Epistemic Status: haven't worked through all the consequences here.
There's currently a big brouhaha going on in the interwebs about Trump's plan to allow 50 year mortgages.
Supporters claim that it'll help people buy homes.
Detractors point out that a 50 year mortgage doesn't actually reduce monthly payments that much compared to a 30 year one (because most of your payment at current rates is interest), and that insofar as it does, that just pushes house prices up since housing supply is mostly fixed in the short term (and long term is constrained more by regulation than the market).
Focusing on the second argument, the logical conclusion here is to ban mortgages entirely, since all making it easier to buy houses does is subsidise demand.
But that doesn't work either. Housing takes a certain amount to build, and if people can't afford that without mortgages, that's going to dry up or reduce new supply of houses.
It seems like the obvious solution is to allow getting a mortgage on the value of the house (even with no downpayment, even amortization free), but to require full payment on the value of the land. The value of the house, excluding the land, will be assessed using standard techniques as part of requesting a mortgage.

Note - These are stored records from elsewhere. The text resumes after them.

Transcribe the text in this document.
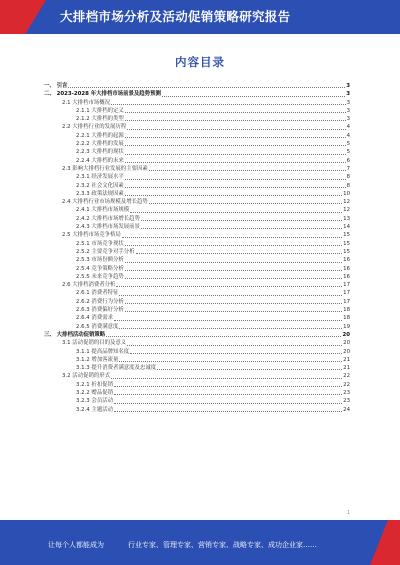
大排档市场分析及活动促销策略研究报告
内容目录
一、 引言	3
二、 2023-2028 年大排档市场前景及趋势预测	3
2.1 大排档市场概况	3
2.1.1 大排档的定义	3
2.1.2 大排档的类型	3
2.2 大排档行业的发展历程	4
2.2.1 大排档的起源	4
2.2.2 大排档的发展	5
2.2.3 大排档的现状	5
2.2.4 大排档的未来	6
2.3 影响大排档行业发展的主要因素	7
2.3.1 经济发展水平	8
2.3.2 社会文化因素	8
2.3.3 政策法规因素	10
2.4 大排档行业市场规模及增长趋势	12
2.4.1 大排档市场规模	12
2.4.2 大排档市场增长趋势	13
2.4.3 大排档市场发展前景	14
2.5 大排档市场竞争格局	15
2.5.1 市场竞争现状	15
2.5.2 主要竞争对手分析	15
2.5.3 市场份额分析	16
2.5.4 竞争策略分析	16
2.5.5 未来竞争趋势	16
2.6 大排档消费者分析	17
2.6.1 消费者特征	17
2.6.2 消费行为分析	17
2.6.3 消费偏好分析	18
2.6.4 消费需求	18
2.6.5 消费满意度	19
三、 大排档活动促销策略	20
3.1 活动促销的目的及意义	20
3.1.1 提高品牌知名度	20
3.1.2 增加客流量	21
3.1.3 提升消费者满意度及忠诚度	21
3.2 活动促销的形式	22
3.2.1 折扣促销	22
3.2.2 赠品促销	23
3.2.3 会员活动	23
3.2.4 主题活动	24
1
让每个人都能成为	行业专家、管理专家、营销专家、战略专家、成功企业家……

The effect is that houses in sought after areas become unaffordable, pulling down prices. Houses in rural areas become more easily affordable. Since supply of both is mostly fixed in the short term, the same number of houses end up changing hands in both areas, but urban buyers are saddled with less debt and rural buyers with more. However this all but guarantees that house prices in every area will be high enough to pay for new building.